Based on expected frequency of DPYD variant alleles (~ 4% as a conservative estimate), testing N = 5000 patients will result in ~ 200 patients with actionable genotypes. Toxicity in these patients will be compared to historical datasets (Table 4). Assuming toxicity decreases to 35% in those receiving PGx- guided dosing, N = 70/arm will provide 80% power to detect a significant improvement in FP-related toxicity at the 5% level.

Table 4 Populations for analysisStatistical analyses

Descriptive statistics on continuous data will include means, medians, standard, deviations, and ranges, while categorical data will be summarized using frequency, counts and percentages. Graphical summaries of the data may also be presented.

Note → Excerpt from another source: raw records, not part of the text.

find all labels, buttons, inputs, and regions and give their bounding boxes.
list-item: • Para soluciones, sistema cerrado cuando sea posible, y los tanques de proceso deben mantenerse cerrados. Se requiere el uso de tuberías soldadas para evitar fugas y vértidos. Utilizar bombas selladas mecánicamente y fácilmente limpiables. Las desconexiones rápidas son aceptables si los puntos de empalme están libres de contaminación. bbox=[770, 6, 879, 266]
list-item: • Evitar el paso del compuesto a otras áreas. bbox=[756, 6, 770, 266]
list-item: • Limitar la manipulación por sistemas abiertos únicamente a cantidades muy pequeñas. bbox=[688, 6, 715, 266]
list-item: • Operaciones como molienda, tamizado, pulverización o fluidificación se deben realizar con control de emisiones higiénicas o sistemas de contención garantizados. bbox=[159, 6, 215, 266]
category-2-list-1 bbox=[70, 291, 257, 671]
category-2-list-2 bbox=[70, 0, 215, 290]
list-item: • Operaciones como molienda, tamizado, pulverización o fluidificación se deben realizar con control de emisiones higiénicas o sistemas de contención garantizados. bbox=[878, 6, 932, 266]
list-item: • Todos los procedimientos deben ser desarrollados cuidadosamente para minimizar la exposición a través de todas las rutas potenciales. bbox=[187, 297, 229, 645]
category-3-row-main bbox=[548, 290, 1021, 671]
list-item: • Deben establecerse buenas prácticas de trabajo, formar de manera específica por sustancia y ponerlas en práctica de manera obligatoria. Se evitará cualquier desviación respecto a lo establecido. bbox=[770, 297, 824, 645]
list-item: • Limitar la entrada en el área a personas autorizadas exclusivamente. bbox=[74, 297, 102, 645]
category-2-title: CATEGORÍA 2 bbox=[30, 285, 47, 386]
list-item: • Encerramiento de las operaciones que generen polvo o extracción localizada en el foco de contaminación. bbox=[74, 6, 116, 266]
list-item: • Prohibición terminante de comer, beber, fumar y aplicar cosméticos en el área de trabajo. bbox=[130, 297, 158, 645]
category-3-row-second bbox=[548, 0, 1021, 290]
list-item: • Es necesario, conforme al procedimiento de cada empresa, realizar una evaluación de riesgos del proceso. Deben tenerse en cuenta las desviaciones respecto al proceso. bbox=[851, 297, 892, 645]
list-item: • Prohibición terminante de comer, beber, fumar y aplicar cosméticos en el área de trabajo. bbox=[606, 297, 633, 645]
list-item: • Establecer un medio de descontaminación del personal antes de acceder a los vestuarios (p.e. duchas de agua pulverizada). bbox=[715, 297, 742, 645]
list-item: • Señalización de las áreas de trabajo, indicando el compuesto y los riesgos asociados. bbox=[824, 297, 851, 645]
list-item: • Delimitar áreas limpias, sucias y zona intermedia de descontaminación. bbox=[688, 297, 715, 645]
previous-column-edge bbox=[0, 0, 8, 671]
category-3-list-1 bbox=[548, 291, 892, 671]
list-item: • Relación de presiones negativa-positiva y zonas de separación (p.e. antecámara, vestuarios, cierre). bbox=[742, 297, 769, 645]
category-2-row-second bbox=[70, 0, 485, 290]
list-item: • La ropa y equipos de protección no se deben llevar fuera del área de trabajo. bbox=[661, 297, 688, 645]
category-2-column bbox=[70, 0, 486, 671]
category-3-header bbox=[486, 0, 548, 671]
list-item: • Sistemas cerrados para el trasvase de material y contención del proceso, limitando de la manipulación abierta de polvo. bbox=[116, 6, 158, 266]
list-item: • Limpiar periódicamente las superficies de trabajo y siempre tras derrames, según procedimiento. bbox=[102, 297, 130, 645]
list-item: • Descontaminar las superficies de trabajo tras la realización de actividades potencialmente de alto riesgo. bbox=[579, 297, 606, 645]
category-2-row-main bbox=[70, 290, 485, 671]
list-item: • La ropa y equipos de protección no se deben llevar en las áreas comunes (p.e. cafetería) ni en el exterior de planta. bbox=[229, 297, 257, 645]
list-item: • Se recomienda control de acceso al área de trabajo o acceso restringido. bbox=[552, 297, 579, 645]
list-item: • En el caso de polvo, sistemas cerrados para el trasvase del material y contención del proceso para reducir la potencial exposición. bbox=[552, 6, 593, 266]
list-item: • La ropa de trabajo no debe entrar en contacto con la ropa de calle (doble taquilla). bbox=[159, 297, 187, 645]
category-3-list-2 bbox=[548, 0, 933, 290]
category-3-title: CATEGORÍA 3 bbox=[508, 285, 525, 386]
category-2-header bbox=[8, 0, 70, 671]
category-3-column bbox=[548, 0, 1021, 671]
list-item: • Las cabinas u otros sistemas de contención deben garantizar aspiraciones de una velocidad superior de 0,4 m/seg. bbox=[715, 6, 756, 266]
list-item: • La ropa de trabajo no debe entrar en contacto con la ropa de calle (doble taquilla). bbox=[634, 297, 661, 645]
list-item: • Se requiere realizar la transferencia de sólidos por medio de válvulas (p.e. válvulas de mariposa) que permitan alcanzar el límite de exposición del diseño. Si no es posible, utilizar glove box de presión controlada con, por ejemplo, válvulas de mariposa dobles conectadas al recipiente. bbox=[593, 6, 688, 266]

The 95% confidence intervals for the proportion of tests returned within 7 days of intended chemotherapy dosing and the proportion of PGx guided dosing adjustments implemented will be estimated using the Clopper-Pearson method. PGx-guided dosing will be deemed feasible to implement if both 95% confidence intervals are completely above 80%.

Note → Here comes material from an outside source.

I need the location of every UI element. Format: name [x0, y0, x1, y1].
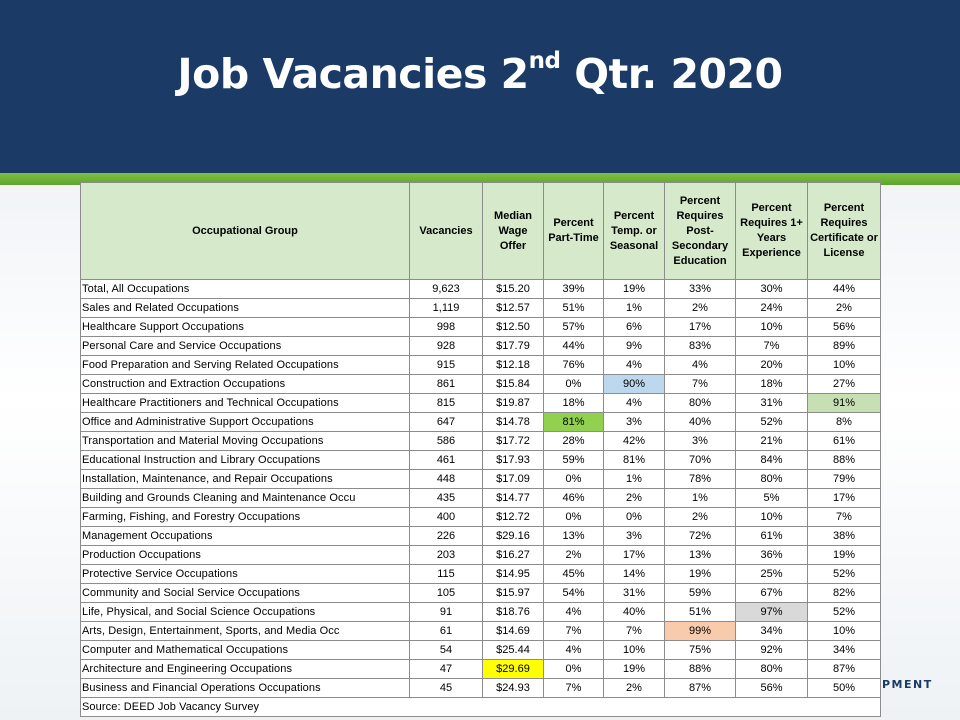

The proportion of DPYD positive patients experiencing ≥ G3 toxicities in the current sample will be compared to the historical controls using a Fisher’s exact test. Logistic regression will also be used to compare the rate of ≥ G3 toxicities between the two groups. The intervention effect will therefore be summarised using the odds ratio and 95% CI from this model.

Health economic analysis

A modelled cost-effectiveness analysis will estimate the incremental cost per QALY gained of DPYD screening. Prevalence, intervention costs and toxicity-related hospital costs (associated with inpatient separations, emergency department presentations and outpatient care) incurred during the study period will be used to populate a decision analytic model with a one-year time horizon. Health outcomes and hospital costs for a comparator group (i.e. no genotyping) will be estimated using published literature, analysis of a linked dataset (from historical cohorts) and prospectively in GeneScreen 5-FU participants that have a known DPYD genotype but did not have dose-adjustment. One-way sensitivity analyses will be conducted for key model parameters including DPYD screening costs, prevalence of DPYD genotypes and health outcomes. Probabilistic sensitivity analyses will be conducted to evaluate the impact of parameter uncertainty on model outcomes and will be presented on a Cost-Effectiveness Acceptability Curve for a range of cost-effectiveness thresholds. A budget impact analysis will be developed to inform on the affordability of national uptake of DPYD testing to support implementation.

Implementation strategies

Semi-structured qualitative interviews of patients and clinicians will explore the attitudes and opinions to understand the experiences of those involved in DPYD/UGT1A1 PGx screening. Forty representatives from patient and clinician groups will be selected at random. These data will be used to optimise the PGx screening process and provide tailored support and educational resources where required. Interviews with patients will be conducted following enrolment, genotyping and at least the first FP cycle. Clinicians will be contacted throughout the trial. Interviews will be recorded, de-identified and securely stored on password-protected university servers.

Translational research

A portion of patients will develop ≥ G3 toxicities without being carriers of one of the genotyped DPYD variants, suggesting they either carry different clinically significant DPYD variant(s) or other genetic/epigenetic drivers of FP toxicity yet to be identified. We will conduct additional gene sequencing on bio-banked specimens to determine other genetic influences on FP toxicity. Furthermore, we will be able to provide further data regarding the limitations of linkage disequilibrium of c.1236G > A and HapB3 haplotype (c.1129-5923C > G, rs75017182) as described by Turner et al. [32]. This information will ideally help to tailor a PGx panel specific to our diverse Australian population to assist with identifying maximum numbers of patients at risk of toxicity prior to first FP exposure.